Young children who hear more than one language spoken at home become better communicators, a new study from University of Chicago psychologists finds. Effective communication requires the ability to take others’ perspectives. Researchers discovered that children from multilingual environments are better at interpreting a speaker’s meaning than children who are exposed only to their native tongue. The most novel finding is that the children do not even have to be bilingual themselves; it is the exposure to more than one language that is the key for building effective social communication skills.
Previous studies have examined the effects of being bilingual on cognitive development. This study, published online May 8 by the journal Psychological Science, is the first to demonstrate the social benefits of just being exposed to multiple languages.
“Children in multilingual environments have extensive social practice in monitoring who speaks what to whom, and observing the social patterns and allegiances that are formed based on language usage,” explained Katherine Kinzler, associate professor of psychology and an expert on language and social development. “These early socio-linguistic experiences could hone children’s skills at taking other people’s perspectives and provide them tools for effective communication.”
Study co-author Boaz Keysar, professor of psychology and an internationally known expert on communication and cognition, said this study is part of a bigger research program that attempts to explain how humans learn to communicate. “Children are really good at acquiring language. They master the vocabulary and the syntax of the language, but they need more tools to be effective communicators,” said Keysar. “A lot of communication is about perspective taking, which is what our study measures.”

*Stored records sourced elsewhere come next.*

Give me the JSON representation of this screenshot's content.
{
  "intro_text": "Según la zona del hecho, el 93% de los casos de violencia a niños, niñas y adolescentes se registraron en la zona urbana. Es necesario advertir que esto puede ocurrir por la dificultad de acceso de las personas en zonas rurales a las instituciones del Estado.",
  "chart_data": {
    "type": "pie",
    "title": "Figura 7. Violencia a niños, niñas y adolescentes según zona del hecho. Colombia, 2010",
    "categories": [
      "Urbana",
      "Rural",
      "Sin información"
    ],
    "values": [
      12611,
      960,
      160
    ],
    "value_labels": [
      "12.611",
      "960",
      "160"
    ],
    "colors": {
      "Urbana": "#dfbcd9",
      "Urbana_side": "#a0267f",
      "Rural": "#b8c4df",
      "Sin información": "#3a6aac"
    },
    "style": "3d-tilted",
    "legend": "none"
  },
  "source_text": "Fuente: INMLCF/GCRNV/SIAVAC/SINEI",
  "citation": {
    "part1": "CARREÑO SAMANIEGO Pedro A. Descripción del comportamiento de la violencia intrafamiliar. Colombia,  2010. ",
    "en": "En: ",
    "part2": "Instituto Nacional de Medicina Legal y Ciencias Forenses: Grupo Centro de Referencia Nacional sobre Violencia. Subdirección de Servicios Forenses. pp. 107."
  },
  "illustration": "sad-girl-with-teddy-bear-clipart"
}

Keysar, Kinzler and their co-authors, doctoral students in psychology Samantha Fan and Zoe Liberman, had 72 4- to 6- year- old children participate in a social communication task. The children were from one of three language backgrounds: monolinguals (children who heard and spoke only English and had little experience with other languages); exposures (children who primarily heard and spoke English, but they had some regular exposure to speakers of another language); and bilinguals (children who were exposed to two languages on a regular basis and were able to speak and understand both languages). There were 24 children in each group.
For the critical test, the adult would ask the child to move an object in the grid. For example, she would say, “I see a small car, could you move the small car?” The child could see three cars: small, medium and large. The adult, however, could only see two cars: the medium and the large ones. To correctly interpret the adult’s intended meaning, the child would have to take into account that the adult could not see the smallest car, and move the one that the adult actually intended—the medium car.
The monolingual children were not as good at understanding the adult’s intended meaning in this game, as they moved the correct object only about 50 percent of the time. But mere exposure to another language improved children’s ability to understand the adult’s perspective and select the correct objects. The children in the exposure group selected correctly 76 percent of the time, and the bilingual group took the adult’s perspective in the game correctly 77 percent of the time.
“Language is social,” noted Fan. “Being exposed to multiple languages gives you a very different social experience, which could help children develop more effective communication skills.”
Liberman added, “Our discovery has important policy implications, for instance it suggests previously unrealized advantages for bilingual education.”
Some parents seem wary of second-language exposure for their young children, Kinzler commented. Yet, in addition to learning another language, their children might unintentionally be getting intensive training in perspective taking, which could make them better communicators in any language.